Redfield Proctor (1889–1891)
Redfield Proctor was born in 1831 in Proctorsville, Vermont. He earned a B.A. in 1851 and a master’s in 1854, both from Dartmouth College, and a law degree from the Albany Law School in 1859 -- the same year he was admitted to both the Vermont and New York state bars.
Though Proctor began a law practice in Boston, he returned to Vermont upon the outbreak of the Civil War and joined the Third Vermont Regiment as a lieutenant. He was ultimately promoted to colonel in command of the Fifteenth Vermont Volunteers but contracted tuberculosis along the way. Though Proctor was sent home, he returned to the field of battle and fought for the remainder of the conflict as a sick man.

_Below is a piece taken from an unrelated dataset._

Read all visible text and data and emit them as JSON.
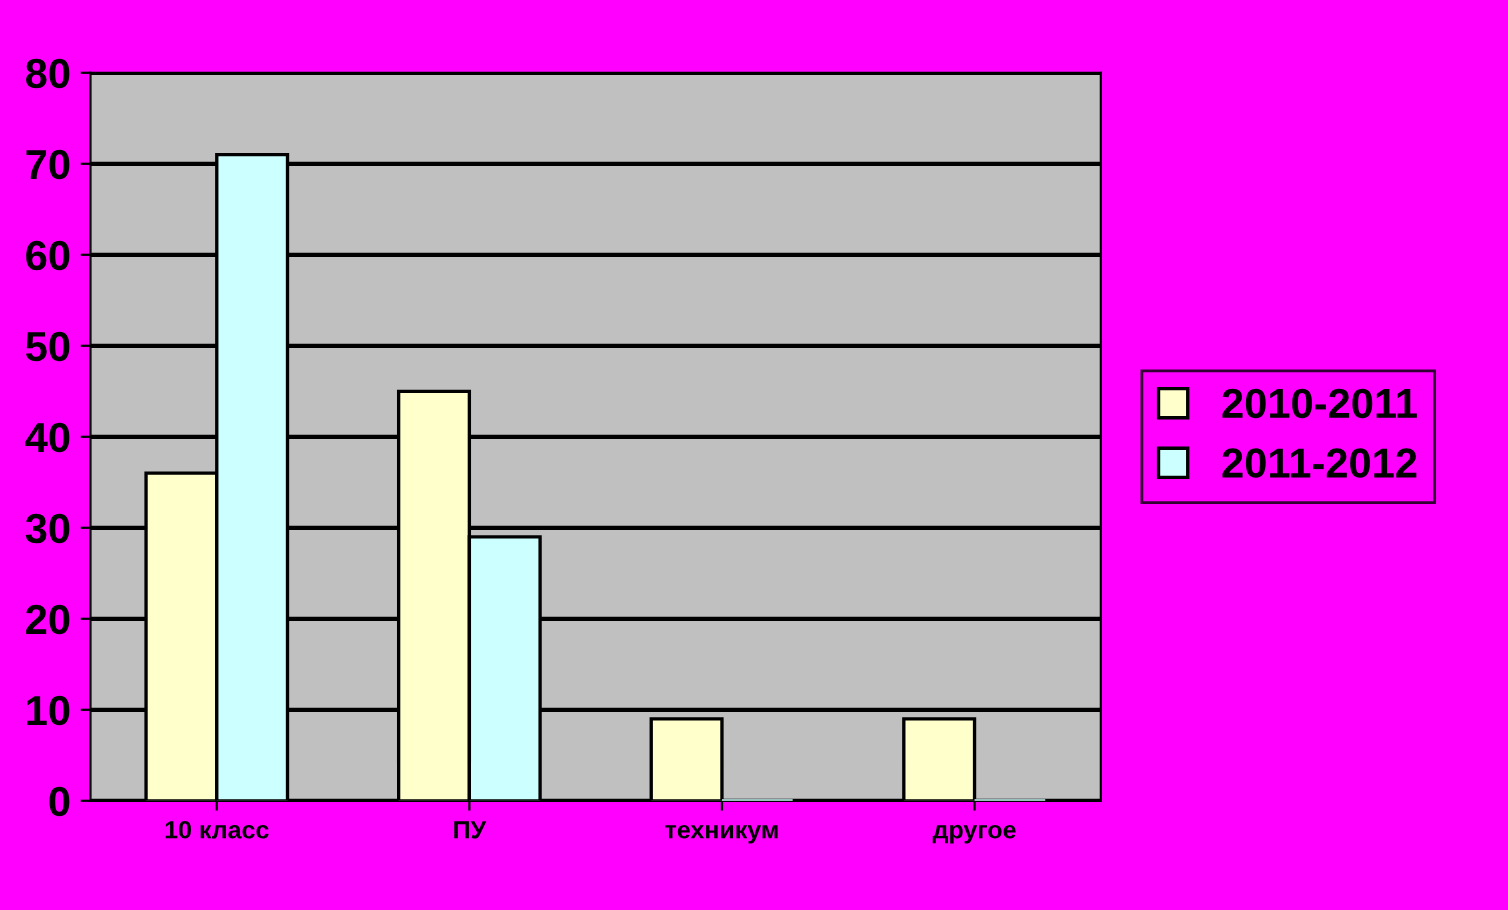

When the war ended, Proctor returned to Vermont and the practice of law. In 1866, he entered politics as a Republican, serving as city selectman, state legislator and senator, and then as lieutenant governor from 1876 to 1878. He ran for governor of Vermont in 1878 and served one two-year term before returning to his law practice in 1881.
Proctor backed Benjamin Harrison in the presidential election of 1888. When Harrison was elected, he rewarded Proctor by giving him the war portfolio. Proctor served as secretary of war from 1889 to 1891, resigning his cabinet post to become a member of the U.S. Senate. Redfield Proctor served in the Senate until his death in 1908.